Using these cut-offs in areas with prevalence of both P. knowlesi and Plasmodium malariae may be an issue. Plasmodium knowlesi is often confused with P. malariae when making the diagnosis by light microscopy
. Plasmodium malariae infection causes a median parasitaemia of 8,875 parasites/μl with maximum of about 50,000 parasites/μl
, but rarely causes severe disease. P. knowlesi may be wrongly diagnosed in the presence of a P. malariae infection. In such cases, a parasite count ≥35,000/μl alone may lead to incorrect risk estimation although coupled with low platelet counts may be more specific. In Sarawak and Sabah, P. malariae infection is rare
[2, 24] and the benefit of properly diagnosing P. knowlesi would override misdiagnosing P. malariae in a small number of cases.

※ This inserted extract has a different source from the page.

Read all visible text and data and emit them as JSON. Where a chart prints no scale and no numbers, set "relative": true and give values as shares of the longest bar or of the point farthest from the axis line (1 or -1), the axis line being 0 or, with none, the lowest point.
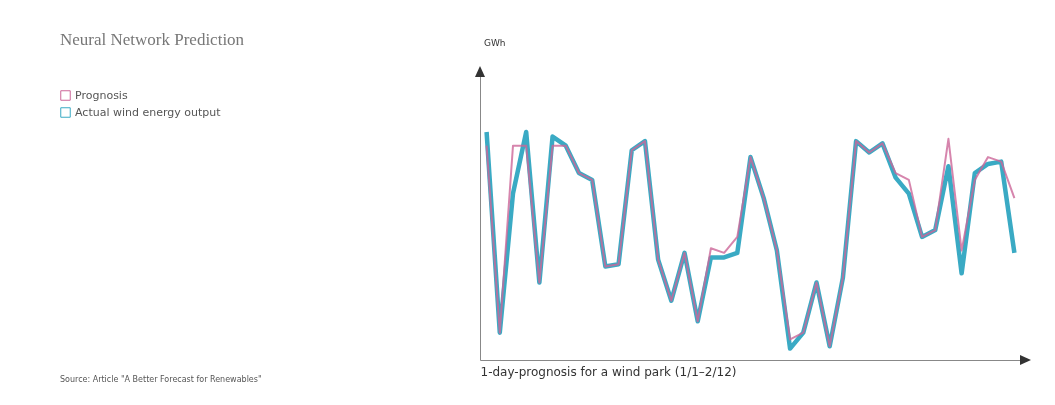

One major limitation of this study is the assumption that severe cases of P. knowlesi malaria occur with a prevalence of 10% among hospitalized patients. The prevalence and characteristics of P. knowlesi malaria should be measured within the framework of prospective studies in all locations in Southeast Asia where P. knowlesi malaria occurs
[3–6] and where validation of the findings presented here would be informative. Cut-offs might be adjusted according to the results gained in such studies. The analyses conducted here identify parasitaemia and platelet counts as measures of risk assessment for the development of severe disease in P. knowlesi infections. However, additional simple diagnostic tools to distinguish P. knowlesi from P. malariae infections in settings with limited resources are urgently needed to identify patients at risk of severe P. knowlesi malaria.